Tuesday, June 3, 2008

Democratic Unity

Who knows what the truth is about whether Hillary Clinton will concede or not tonight, but either way it's just a matter of time.

The big question of course is whether or not her supporters will get in line with Barack Obama. Looking at our poll from yesterday, those who would vote for Clinton in a match against John McCain are not necessarily going for Obama. Right now their votes break down as 58% for Obama, 19% undecided, 18% for McCain, and 5% for Bob Barr.

You have to think most of those undecideds are eventually going to end up supporting Obama. If he received the support of 80% of Clinton's supporters rather than the 58% he's polling at right now, he'd be leading McCain by a margin of about 46-43 in NC.

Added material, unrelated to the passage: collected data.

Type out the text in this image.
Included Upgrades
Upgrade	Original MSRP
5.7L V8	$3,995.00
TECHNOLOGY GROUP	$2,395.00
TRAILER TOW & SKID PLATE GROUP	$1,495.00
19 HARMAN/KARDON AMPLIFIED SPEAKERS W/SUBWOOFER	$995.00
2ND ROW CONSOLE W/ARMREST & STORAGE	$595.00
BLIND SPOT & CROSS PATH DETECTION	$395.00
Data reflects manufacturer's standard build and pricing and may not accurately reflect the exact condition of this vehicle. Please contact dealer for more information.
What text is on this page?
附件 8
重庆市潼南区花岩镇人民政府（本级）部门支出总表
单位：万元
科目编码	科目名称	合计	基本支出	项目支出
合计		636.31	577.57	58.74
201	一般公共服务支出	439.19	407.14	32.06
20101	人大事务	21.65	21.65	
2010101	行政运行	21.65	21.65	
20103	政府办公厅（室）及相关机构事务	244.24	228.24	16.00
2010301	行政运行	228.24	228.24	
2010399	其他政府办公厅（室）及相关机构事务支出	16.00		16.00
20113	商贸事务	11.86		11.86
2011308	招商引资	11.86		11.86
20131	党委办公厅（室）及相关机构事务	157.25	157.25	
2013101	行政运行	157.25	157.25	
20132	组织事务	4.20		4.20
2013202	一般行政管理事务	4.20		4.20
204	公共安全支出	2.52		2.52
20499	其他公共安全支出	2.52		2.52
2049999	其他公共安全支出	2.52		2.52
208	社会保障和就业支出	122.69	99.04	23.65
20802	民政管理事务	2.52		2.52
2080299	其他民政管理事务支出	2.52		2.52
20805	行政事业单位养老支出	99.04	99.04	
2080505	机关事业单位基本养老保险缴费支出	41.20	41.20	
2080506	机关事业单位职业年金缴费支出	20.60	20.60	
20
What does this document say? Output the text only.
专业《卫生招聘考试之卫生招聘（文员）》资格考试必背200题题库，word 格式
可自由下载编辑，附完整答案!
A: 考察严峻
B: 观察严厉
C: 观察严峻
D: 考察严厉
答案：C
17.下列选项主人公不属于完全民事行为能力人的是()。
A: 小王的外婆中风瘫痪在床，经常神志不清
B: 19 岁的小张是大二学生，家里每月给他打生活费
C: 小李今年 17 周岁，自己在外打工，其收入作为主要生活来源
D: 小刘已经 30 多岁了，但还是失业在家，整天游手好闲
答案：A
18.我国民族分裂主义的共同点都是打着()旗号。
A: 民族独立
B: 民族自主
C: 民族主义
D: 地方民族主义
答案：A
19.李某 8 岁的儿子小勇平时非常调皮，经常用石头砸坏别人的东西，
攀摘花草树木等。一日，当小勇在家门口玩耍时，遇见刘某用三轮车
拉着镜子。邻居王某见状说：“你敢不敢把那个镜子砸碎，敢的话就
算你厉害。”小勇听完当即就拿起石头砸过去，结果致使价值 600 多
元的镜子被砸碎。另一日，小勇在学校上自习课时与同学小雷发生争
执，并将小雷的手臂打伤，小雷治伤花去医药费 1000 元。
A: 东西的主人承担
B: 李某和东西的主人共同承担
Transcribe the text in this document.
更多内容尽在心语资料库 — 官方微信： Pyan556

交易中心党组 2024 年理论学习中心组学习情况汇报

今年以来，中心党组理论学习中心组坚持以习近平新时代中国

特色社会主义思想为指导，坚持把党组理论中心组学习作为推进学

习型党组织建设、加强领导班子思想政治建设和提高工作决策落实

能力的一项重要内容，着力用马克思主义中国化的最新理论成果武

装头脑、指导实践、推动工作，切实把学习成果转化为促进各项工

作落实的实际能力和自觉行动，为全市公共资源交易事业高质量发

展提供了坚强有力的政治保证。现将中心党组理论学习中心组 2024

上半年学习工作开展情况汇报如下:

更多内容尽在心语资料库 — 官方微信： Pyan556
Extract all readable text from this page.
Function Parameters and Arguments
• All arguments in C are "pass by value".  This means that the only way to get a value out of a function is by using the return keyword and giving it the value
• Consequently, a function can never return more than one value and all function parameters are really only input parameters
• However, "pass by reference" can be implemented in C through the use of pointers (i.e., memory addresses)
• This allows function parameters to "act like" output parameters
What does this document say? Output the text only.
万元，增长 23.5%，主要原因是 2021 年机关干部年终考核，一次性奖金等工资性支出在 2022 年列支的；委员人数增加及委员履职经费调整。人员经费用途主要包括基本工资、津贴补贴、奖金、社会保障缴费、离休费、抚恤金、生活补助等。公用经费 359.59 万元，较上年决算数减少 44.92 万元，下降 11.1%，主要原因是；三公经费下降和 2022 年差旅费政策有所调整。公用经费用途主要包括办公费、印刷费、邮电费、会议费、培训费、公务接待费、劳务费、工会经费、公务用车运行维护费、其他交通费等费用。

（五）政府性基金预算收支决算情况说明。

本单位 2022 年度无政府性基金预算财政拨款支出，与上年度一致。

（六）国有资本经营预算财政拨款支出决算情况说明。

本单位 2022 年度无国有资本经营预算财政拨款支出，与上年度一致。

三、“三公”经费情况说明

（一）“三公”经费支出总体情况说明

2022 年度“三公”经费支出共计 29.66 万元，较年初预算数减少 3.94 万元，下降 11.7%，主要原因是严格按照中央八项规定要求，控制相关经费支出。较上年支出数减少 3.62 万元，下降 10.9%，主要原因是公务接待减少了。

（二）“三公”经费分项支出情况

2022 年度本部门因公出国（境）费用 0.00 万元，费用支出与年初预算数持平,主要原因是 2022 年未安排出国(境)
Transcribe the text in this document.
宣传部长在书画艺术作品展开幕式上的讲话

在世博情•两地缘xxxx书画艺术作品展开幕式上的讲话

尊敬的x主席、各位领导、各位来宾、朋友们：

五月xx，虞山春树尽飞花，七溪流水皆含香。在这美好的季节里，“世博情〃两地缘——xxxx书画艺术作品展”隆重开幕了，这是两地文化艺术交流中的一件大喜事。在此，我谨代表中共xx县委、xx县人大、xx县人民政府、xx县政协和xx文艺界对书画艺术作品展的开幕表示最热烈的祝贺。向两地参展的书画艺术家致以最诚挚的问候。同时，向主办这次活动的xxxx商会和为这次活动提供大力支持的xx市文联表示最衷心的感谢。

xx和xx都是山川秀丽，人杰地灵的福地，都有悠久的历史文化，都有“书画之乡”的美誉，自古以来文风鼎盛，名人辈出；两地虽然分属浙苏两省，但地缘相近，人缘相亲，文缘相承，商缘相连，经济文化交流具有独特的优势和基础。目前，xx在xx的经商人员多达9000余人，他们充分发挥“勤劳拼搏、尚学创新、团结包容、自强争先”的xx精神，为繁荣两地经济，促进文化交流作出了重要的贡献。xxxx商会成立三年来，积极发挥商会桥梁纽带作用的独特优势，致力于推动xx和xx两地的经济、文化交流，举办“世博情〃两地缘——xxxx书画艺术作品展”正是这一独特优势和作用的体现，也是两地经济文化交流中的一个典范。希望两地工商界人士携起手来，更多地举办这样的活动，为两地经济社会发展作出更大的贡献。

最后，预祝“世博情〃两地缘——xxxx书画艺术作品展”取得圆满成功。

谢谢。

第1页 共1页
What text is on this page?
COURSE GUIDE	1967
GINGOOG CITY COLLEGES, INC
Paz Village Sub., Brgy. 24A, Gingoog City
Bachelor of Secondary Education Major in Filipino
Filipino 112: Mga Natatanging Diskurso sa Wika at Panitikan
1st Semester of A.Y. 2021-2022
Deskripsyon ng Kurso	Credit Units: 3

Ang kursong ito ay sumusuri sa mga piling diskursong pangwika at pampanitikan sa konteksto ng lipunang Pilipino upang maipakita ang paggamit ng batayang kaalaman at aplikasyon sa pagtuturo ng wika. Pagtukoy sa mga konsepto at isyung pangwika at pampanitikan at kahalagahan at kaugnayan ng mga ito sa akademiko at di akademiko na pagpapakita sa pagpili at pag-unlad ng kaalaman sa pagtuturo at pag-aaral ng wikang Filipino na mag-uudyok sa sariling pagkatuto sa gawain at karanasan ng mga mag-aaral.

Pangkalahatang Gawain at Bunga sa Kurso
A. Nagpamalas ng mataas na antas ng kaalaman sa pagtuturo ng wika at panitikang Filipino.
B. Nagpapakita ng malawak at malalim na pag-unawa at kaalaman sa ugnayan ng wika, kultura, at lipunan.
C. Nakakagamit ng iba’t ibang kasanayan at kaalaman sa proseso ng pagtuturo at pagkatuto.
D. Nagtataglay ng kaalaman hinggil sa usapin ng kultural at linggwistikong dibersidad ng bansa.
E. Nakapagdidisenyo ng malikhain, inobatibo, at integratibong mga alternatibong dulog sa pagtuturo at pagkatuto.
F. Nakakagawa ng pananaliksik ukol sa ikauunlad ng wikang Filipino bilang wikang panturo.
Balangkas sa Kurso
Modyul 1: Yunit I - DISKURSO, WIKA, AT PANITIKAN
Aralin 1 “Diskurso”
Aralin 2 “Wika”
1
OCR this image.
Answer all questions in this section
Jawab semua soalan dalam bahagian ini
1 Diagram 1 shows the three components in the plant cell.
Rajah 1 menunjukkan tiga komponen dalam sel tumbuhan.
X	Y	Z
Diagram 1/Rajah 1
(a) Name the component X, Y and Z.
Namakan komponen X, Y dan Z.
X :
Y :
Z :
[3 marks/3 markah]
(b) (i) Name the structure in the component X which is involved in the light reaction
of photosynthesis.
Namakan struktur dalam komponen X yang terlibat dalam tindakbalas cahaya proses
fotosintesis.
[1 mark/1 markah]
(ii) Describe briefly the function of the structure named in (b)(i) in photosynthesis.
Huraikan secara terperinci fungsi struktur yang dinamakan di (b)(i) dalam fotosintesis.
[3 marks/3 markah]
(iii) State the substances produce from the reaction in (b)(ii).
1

If Democrats can get on the same page in the state, Barack Obama will have a decent chance of taking North Carolina this fall.


Anonymous said...

Tom, we can only pray they will. I have said since Jan 08 that I think Obama could and will take NC in the fall and every one called me an Obama hack, but I have done the math over and over again and each time it comes up will Obama and McCain neck to neck.

Anonymous said...

Tom, your latest poll assumes that Democrats will comprise 49% of the voters in November; Republicans 35%and Independents 16%. In 2004, exit polls indicated Democrats 39% -- Republicans 40% and Independents 21%. In 2000, the breakdown was 41% Democrats -- 39% Republicans and 20% Independents. Can you explain why PPP sees the jump in Democratic voters in '08?

Anonymous said...

sgheen, I can answer that quetion. If you go look at the state board of election site, it has the number of voters by each party. Last time I check(Don't hold this to me) the party make up was.

Demcratic Party- 45%
Republican Party- 33%
Independents/other- 22%

Tom Jensen said...

Several things:

-Pew has found a nine percent shift toward the Democrats in party self identification in North Carolina since 2004:


-The 2004 exit poll found that 26% of the North Carolina electorate was black. It was actually only 18%. So I wouldn't take the exit poll as the gospel.

-For this latest poll, we did not weight for party. So we see the jump because that's how people are answering the polls.

Anonymous said...

Thank you Tom. But, I have several additional questions. The Pew survey is of "registered voters," not "likely voters." Perhaps I missed it, but is your poll of the general population, registered voters or likely voters? Second, you note that the 2004 exit polls reported 26% of all voters were Black, but that number was only 18%. Does that 18% represent the percent of Blacks registered or are you saying that the exit polls over reported the number of Blacks actually voting? If the latter, where does the 18% come from. Third, in the Pew poll to which you refer, self-identification was little changed for Democrats from 2000 to 2004 and Pew found 39% identified as Democrats in 2004. Yet, based on your poll and comments, you are finding 49% of your survey are Democrats. I clearly understand that is the "way" the questions were answered, but one question is whether PPP's poll will reflect the actual result in NC. Thank you.